Effect of Sr doping on electronic transport properties of SnS2 hexagonal nanoplates

Abstract

In this work, the electronic transport properties of SrxSn1-xS2 (x = 0, 0.02, 0.04, 0.06 and 0.08) nanoplates synthesized by hydrothermal method have been reported. AC conductivity, electric modulus and impedance spectra nanoplates have been studied in frequency and temperature ranging from 1Hz to 1 MHz and 313K–453K, respectively. AC conductivity data of the SrxSn1-xS2 nanoplates obeys the Almond-West relationship. In SrxSn1-xS2 nanoplates conduction governs by overlapping large-polaron tunnelling (OLPT), quantum mechanical tunnelling (QMT) and small polaron quantum mechanical tunnelling (SPQMT) mechanisms for x = 0, x = 0.02 and x = 0.04, 0.06 and 0.08, respectively.
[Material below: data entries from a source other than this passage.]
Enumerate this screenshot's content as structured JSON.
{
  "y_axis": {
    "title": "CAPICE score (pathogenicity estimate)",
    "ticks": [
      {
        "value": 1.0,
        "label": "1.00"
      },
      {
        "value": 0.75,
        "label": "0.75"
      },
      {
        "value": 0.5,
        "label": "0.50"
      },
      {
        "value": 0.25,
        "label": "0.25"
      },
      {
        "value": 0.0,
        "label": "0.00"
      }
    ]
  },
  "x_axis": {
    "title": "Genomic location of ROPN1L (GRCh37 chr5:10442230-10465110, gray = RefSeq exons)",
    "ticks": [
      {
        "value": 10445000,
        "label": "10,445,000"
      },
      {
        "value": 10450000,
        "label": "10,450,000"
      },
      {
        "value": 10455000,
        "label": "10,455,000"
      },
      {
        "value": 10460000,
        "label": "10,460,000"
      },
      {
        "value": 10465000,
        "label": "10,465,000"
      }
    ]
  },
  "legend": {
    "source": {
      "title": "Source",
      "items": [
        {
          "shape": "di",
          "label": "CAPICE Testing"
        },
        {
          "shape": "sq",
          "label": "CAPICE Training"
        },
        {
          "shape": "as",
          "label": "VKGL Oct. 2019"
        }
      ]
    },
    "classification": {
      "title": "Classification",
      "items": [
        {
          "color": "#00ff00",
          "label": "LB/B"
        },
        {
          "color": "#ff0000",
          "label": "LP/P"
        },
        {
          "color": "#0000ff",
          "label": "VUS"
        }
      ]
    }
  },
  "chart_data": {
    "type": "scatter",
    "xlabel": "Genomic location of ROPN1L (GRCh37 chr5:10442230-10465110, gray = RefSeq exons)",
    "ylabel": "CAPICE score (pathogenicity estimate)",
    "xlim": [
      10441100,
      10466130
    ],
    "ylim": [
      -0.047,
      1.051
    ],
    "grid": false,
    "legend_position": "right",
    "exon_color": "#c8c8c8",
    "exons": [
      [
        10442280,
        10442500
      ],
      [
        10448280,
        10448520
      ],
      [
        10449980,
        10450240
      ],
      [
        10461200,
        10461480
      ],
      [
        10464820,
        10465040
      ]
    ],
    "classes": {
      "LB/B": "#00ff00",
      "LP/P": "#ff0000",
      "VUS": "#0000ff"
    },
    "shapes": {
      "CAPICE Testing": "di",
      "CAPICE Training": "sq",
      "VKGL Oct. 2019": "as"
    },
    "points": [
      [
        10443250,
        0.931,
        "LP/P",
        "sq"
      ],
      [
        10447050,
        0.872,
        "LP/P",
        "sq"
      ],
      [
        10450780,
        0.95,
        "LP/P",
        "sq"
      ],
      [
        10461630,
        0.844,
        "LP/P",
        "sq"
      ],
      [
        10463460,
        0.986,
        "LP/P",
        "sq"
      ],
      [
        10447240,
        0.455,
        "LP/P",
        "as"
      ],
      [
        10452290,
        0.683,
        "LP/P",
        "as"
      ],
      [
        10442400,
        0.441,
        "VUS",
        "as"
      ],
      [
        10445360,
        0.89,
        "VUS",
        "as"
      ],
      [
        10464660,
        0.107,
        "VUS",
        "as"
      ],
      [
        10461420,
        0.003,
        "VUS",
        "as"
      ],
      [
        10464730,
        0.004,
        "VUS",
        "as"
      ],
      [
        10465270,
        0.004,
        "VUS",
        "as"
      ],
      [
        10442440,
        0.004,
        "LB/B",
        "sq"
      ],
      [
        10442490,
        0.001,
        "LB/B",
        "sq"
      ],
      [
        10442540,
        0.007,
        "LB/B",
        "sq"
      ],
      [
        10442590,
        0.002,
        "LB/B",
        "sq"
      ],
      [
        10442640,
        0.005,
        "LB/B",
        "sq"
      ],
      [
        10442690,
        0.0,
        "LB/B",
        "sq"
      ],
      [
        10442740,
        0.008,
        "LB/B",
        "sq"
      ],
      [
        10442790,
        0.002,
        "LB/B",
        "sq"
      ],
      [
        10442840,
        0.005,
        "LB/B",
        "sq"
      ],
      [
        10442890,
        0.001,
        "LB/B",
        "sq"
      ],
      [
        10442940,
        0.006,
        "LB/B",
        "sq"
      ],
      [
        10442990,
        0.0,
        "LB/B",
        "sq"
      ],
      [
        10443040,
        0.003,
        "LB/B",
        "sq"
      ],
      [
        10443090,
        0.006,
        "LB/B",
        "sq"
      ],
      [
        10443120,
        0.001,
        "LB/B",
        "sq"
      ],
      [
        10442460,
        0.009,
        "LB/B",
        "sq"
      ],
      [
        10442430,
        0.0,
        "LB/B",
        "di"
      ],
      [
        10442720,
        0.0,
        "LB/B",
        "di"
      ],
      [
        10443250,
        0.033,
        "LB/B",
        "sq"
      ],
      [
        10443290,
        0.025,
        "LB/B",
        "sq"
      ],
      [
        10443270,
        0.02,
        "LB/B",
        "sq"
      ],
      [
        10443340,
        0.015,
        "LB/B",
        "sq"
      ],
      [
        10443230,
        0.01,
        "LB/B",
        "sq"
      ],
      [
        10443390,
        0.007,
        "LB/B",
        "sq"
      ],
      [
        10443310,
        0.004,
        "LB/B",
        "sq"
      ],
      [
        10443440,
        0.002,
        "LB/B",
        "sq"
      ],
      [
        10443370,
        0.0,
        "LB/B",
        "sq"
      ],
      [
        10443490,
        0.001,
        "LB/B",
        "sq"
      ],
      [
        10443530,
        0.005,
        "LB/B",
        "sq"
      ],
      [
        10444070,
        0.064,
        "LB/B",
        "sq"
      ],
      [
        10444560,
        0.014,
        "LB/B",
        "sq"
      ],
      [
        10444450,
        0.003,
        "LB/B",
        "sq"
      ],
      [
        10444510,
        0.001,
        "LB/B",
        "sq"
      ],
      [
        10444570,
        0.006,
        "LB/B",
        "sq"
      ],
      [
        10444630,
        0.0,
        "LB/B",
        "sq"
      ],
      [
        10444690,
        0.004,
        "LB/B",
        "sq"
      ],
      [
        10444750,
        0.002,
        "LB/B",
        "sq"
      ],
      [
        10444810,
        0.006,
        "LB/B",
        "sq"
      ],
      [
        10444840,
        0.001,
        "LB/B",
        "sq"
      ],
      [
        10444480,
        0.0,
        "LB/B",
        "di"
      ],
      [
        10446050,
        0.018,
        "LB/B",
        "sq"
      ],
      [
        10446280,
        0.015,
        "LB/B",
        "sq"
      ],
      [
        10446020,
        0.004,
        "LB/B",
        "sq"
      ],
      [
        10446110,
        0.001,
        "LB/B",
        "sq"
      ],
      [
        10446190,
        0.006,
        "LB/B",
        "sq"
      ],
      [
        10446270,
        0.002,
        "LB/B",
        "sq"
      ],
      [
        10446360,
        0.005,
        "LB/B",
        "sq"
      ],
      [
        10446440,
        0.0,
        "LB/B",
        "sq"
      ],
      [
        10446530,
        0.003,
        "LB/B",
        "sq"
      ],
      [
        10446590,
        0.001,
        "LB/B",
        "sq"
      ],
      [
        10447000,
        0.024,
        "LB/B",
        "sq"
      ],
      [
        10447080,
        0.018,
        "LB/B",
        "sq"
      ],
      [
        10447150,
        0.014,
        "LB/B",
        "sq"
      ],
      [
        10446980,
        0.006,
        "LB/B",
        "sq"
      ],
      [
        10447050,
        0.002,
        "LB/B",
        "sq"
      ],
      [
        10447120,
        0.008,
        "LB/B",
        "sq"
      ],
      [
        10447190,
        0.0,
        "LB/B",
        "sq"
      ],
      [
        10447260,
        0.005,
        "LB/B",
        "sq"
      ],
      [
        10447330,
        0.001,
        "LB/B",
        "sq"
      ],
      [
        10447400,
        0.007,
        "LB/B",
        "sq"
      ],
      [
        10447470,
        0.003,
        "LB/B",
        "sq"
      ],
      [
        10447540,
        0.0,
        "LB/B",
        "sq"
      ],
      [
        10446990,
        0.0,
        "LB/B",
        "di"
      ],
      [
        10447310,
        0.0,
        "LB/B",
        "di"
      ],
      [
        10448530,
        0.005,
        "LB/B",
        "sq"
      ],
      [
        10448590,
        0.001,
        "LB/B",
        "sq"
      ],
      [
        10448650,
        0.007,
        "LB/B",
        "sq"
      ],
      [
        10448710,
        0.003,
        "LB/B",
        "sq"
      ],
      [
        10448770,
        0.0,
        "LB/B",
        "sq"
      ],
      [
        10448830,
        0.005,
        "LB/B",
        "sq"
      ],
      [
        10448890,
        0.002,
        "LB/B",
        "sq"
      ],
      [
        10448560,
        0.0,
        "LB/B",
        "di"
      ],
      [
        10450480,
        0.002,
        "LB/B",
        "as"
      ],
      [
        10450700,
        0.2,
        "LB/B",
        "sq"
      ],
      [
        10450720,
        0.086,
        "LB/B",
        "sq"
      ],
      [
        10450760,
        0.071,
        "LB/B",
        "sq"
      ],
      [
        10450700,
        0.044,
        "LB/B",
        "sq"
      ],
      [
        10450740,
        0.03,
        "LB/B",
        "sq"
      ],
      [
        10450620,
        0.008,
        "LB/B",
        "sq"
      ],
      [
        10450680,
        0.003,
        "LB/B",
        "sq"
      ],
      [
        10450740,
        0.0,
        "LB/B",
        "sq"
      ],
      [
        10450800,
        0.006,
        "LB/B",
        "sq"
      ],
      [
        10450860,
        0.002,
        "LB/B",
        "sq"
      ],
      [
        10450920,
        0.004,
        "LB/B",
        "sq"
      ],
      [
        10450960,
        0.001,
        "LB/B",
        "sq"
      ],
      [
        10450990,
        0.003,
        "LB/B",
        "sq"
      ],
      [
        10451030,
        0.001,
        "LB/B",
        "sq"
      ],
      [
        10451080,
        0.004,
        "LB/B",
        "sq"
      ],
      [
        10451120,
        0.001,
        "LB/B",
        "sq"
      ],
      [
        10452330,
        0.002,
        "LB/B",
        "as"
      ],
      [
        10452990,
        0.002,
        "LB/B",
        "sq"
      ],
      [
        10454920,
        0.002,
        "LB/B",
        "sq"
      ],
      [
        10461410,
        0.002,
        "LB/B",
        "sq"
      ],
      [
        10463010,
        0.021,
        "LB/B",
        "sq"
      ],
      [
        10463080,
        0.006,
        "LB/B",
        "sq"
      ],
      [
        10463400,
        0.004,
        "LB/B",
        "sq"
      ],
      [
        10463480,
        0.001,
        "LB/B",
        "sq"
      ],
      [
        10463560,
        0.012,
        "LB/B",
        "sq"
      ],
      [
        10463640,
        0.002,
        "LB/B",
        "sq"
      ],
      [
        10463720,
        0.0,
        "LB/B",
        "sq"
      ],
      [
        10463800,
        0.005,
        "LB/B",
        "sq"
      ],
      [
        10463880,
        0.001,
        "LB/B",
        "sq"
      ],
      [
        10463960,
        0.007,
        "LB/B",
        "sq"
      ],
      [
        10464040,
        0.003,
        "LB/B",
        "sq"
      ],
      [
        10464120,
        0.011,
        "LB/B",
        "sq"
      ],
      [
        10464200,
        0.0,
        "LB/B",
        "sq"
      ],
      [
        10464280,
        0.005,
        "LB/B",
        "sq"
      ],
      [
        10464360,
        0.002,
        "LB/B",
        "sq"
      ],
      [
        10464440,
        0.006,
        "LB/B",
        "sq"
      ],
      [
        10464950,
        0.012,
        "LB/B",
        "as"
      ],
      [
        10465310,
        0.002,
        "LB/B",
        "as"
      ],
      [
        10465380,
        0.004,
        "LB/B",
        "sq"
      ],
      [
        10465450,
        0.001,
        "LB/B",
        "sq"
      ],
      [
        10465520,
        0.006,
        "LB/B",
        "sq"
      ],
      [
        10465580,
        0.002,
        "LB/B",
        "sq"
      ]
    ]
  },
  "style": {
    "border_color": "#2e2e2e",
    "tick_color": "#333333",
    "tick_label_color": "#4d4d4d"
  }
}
A modified KWW model has been used to understand the electric modulus behaviour of SrxSn1-xS2 nanoplates. The observed scaling behaviour of the imaginary component of the electric modulus supports the assertion of frequency exponent (s) with temperature about the conduction mechanism. The Nyquist plots are well-fitted with a double R-CPE model. The activation energy values estimated from conductivity (0.68–0.73 eV) and electric modulus (0.69–0.72 eV) analysis are in coherence.